My students, particularly but not exclusively my female ones, report a great deal of fantasizing in classes. No, silly, it's not about their teacher.
It's about food. In journal after journal, I read about my students' love/hate relationship with food. Compared to food fantasies, sex comes in a distant second as the subject about which so many young people are preoccupied. And though I've touched on this before, I feel compelled at this point in the semester to bring it up again: food is a feminist issue.
A number of feminist writers (Susan Bordo chief among them) have noted that in recent decades, our eating behavior has been increasingly couched in moral terms. Only far-right social conservatives use terms like "decadent" to describe contemporary culture -- but we all use it to describe rich, fattening desserts. We speak of "devil's food" and "tempting tastes." More basically, my students talk about themselves as "good" and "bad" in terms of their eating behavior. When I hear a girl say "I was so bad today", I can be almost certain that what will follow is a food-related confession. When I hear another say, "I was good all morning", I am fairly confident that she will not then relate a story of volunteering at the homeless shelter! Good, in contemporary parlance, means abstinence, self-control, self-denial; bad means indulgence, eating to satiety, pleasure.
Of course, there are always those students of both genders who claim to be blissfully unaffected by our cultural preoccupation with thinness and concomitant food restriction. I suspect that some of them are in denial (the old "refusing to be a victim" bit), while a lucky few may be genuinely untouched by concern about eating. They are fortunate, but they are also rare among American tween, teen, and twenty-something women.
I am a great believer that one of the most important narratives in feminist history is that of women's struggle to gain the right to pleasure. Broadly speaking, patriarchal culture tells women that their only source of permissable pleasure and happiness is centered on others: one can derive joy from feeding one's child, but not from feeding oneself; one can derive joy from pleasing one's husband in bed, but not from masturbation; one can derive joy from putting one's husband through law school, but not for putting oneself through. And so on. This is what feminists call the "doctrine of contingent happiness" -- the old fancy that virtuous women only derive real, enduring joy solely through sharing with others.
As a Christian, I am a profound believer in the importance of self-sacrifice. There are times and places where self-denial is indeed virtuous, particularly when self-indulgence would cause obvious harm to others. But traditional culture makes the mistake of turning self-sacrifice into an idol. Self-denial is blessed when it draws us closer to God or when it benefits others -- but it is not blessed in and of itself. Dieting for the sake of beauty is a form of destructive self-denial that follows an old pattern: "good women" repress and control their base, physical desires.
To paint with broad strokes, earlier periods in American culture demonized women's sexuality. (Certain elements in our culture continue to do so.) But a healthy percentage of American society has, for better or worse, become reluctant to use moral terms to describe their own sexual behavior or that of others. The language of "to each his or her own" has become dominant, and I'm fairly confident that that is something of a good thing. But today, we demonize women's appetite for food using the same language our forebears used for sex: "sinful", "decadent", "bad." We have stopped condemning one essential human activity and begun to attack another.

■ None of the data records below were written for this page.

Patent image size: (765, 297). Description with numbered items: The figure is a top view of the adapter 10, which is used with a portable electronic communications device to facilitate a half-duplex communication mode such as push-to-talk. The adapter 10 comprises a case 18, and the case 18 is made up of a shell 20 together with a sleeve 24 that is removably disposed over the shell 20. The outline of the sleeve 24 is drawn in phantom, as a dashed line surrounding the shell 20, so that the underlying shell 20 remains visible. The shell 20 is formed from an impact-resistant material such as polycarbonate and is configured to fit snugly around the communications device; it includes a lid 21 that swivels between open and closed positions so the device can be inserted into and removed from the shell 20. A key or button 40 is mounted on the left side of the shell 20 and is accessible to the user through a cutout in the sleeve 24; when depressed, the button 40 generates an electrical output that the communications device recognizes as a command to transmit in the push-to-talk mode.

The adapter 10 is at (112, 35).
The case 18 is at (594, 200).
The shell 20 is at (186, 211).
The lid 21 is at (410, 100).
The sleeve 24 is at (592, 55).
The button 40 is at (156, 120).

Food is our first pleasure, I tell my students. Our first experience of joy as children may be of being fed, of having our hunger satiated. In our old age, when we are too feeble to do much else, one of our final pleasures will be our meals. (I note that my great aunt, 95 this year, has one daily event she anticipates above all else: lunch.) Far more often than sex (presumably), delicious food will bring us delight over and over and over again over the course of our lives. Therefore, any ideology that seeks to limit that pleasure for the sake of beauty or conformity is inherently anti-feminist and anti-human.
I am not advocating over-eating as a feminist act. Eating far more than is healthy is an act of self-loathing, not self-love. But I am arguing against what I see as a "war on pleasure" in our contemporary culture. I want the young women I work with and teach to be unashamed of all of their natural, healthy, appetites. I want them to see that their own desires for food and sex are good in and of themselves. I want them to see their bodies as their own, and I want them to understand that while pleasing others is indeed a source of joy, it ought never be the sole source of delight in their lives.
And so this week, I'm giving them the following optional assignment: While out with friends or family or others whose opinion they value, I want my students to eat as much as they want of something they truly, deeply, crave. And they need to do so without describing themselves as "bad". (This is a tough one for most of my students, I've found.)
Again, I'm absolutely convinced that real liberation comes in the bold assertion of one's right to pleasure -- and pleasure ought never be solely about bringing joy to others. Women's bodies are not merely for making babies and pleasing husbands (or parents, or peers, or fashion designers): they are gifts of God intended first and foremost for the delight of their occupants! And when we as embodied persons delight in our flesh, we honor the extraordinary gift that is Creation itself.